Histoires troublantes. Couché dans l'herbe constellée de mégots échevelés aux senteurs "canabyssales", dans la chaleur et le soleil ardent dans la chetron, le ch'veu s'est laissé prendre doucement au son et aux mots de Benjamin. Benjamin. On dirait qu'il arrive juste à l'heure, avec un son fait de pleins et déliés, d'accents circonspects, de poings de suspensions. Des textes syncopés comme de douces fêlures de l'âme, des histoires troublées et troublantes... C'est tout près de tout ce qui se fait de mieux dans le genre et très personnel en même temps. Habité, mais sans déranger les fantômes légendaires qui survolent en filigrane son trip existentiel.

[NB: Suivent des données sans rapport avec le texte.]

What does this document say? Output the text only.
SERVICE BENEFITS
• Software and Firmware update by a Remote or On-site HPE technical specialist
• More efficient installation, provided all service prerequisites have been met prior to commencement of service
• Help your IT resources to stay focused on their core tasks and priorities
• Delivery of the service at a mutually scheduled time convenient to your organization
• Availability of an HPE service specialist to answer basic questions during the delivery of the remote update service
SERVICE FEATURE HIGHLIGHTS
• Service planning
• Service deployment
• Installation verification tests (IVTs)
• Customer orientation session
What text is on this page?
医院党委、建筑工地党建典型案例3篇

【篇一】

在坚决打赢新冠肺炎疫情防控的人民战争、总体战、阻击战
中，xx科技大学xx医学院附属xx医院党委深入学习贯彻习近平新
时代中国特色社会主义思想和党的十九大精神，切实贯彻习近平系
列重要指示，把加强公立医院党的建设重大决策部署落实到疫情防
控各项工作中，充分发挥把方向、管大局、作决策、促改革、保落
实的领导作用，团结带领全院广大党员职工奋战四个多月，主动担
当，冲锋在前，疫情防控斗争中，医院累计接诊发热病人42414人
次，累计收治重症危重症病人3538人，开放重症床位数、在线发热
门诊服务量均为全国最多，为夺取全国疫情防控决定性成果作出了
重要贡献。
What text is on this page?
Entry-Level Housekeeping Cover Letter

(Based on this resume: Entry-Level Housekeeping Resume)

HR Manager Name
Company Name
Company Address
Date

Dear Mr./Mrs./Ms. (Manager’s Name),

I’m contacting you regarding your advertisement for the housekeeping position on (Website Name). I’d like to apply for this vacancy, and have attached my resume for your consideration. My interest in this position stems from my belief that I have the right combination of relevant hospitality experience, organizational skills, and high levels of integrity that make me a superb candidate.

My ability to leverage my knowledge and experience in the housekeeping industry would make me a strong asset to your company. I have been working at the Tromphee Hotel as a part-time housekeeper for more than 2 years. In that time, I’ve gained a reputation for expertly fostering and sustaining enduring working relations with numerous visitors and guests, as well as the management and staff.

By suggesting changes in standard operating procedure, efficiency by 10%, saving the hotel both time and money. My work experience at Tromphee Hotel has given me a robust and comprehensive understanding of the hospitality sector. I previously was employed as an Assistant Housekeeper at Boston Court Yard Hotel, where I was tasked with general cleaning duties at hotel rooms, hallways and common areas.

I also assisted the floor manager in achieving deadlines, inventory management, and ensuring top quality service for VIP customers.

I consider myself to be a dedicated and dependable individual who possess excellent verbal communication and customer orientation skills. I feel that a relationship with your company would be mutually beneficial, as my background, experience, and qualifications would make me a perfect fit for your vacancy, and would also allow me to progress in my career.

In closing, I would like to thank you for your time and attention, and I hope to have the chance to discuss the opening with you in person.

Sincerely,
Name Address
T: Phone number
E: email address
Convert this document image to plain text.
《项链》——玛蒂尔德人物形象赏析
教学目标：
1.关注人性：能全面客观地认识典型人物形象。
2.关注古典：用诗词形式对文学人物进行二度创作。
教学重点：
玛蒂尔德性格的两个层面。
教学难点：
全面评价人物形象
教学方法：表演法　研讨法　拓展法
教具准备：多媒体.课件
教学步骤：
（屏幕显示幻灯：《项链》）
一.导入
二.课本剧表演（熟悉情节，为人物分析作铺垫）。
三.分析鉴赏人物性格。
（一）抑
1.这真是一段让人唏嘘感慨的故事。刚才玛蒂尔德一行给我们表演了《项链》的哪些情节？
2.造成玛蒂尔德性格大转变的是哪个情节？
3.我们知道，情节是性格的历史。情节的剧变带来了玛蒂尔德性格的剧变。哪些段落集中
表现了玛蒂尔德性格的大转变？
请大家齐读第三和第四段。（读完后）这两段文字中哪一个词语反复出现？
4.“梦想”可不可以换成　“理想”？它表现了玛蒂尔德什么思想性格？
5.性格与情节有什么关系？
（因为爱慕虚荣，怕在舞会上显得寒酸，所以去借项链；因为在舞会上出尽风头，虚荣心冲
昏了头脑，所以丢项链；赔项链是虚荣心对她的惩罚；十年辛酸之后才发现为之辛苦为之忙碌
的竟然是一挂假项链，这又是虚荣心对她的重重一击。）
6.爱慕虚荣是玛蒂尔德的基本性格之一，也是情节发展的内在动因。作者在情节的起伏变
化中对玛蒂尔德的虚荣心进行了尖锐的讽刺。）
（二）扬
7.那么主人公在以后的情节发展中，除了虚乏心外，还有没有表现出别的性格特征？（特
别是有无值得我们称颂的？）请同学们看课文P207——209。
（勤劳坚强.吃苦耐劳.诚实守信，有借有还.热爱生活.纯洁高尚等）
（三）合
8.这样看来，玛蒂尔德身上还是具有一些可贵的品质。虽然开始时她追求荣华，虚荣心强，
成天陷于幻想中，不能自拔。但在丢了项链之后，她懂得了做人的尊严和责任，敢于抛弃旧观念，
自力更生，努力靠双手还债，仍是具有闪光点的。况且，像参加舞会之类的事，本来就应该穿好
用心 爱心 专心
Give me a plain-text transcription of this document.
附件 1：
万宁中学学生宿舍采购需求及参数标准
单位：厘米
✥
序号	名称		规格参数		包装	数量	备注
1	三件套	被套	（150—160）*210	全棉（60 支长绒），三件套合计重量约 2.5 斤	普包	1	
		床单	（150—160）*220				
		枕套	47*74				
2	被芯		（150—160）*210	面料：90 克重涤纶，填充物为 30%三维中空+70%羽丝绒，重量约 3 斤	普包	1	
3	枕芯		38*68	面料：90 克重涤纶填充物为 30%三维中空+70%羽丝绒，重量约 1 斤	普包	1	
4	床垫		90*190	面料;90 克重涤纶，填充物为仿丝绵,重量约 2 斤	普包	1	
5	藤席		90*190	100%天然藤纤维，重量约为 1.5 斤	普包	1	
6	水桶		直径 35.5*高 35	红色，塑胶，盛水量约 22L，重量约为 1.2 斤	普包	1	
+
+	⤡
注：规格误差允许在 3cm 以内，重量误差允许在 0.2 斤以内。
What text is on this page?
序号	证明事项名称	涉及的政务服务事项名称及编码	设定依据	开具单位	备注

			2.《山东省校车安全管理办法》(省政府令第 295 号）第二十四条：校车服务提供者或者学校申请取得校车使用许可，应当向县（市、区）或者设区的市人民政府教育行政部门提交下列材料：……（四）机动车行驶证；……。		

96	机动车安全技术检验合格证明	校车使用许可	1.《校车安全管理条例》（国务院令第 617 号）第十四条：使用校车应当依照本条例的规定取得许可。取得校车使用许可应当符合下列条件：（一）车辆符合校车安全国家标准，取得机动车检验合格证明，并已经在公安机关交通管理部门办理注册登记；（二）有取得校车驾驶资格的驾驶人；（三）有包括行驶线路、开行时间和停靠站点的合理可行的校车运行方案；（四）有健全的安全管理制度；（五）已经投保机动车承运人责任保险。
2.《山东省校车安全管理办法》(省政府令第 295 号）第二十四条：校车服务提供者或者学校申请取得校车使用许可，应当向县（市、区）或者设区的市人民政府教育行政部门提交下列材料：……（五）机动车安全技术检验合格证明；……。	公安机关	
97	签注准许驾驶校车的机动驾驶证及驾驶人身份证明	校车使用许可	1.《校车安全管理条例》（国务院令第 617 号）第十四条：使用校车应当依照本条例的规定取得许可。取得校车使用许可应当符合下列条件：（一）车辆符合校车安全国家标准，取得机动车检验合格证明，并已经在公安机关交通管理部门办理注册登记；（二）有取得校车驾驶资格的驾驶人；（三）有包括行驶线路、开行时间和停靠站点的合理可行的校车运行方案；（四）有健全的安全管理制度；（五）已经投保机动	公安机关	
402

Biolay, la vague qui monte. Biolay, une invitation à mettre les bouts, si tu veux bien. T'as finalement même pas à consentir parce qu'il ne va pas forcer les choses ni les décibels: soit tu grimpes dans son OVNI, soit tu restes comme un con au pied de son véhicule fait de rimes, de proses, de rap, de slam et de mélodies scandées. Biolay, une vague qui monte, monte, monte et embarque. Une crête où frise l'écume d'une gravité extrême et lancinante, qu'il te balance avec son élégante légèreté de Dandy noctambule pris dans la lumière du jour.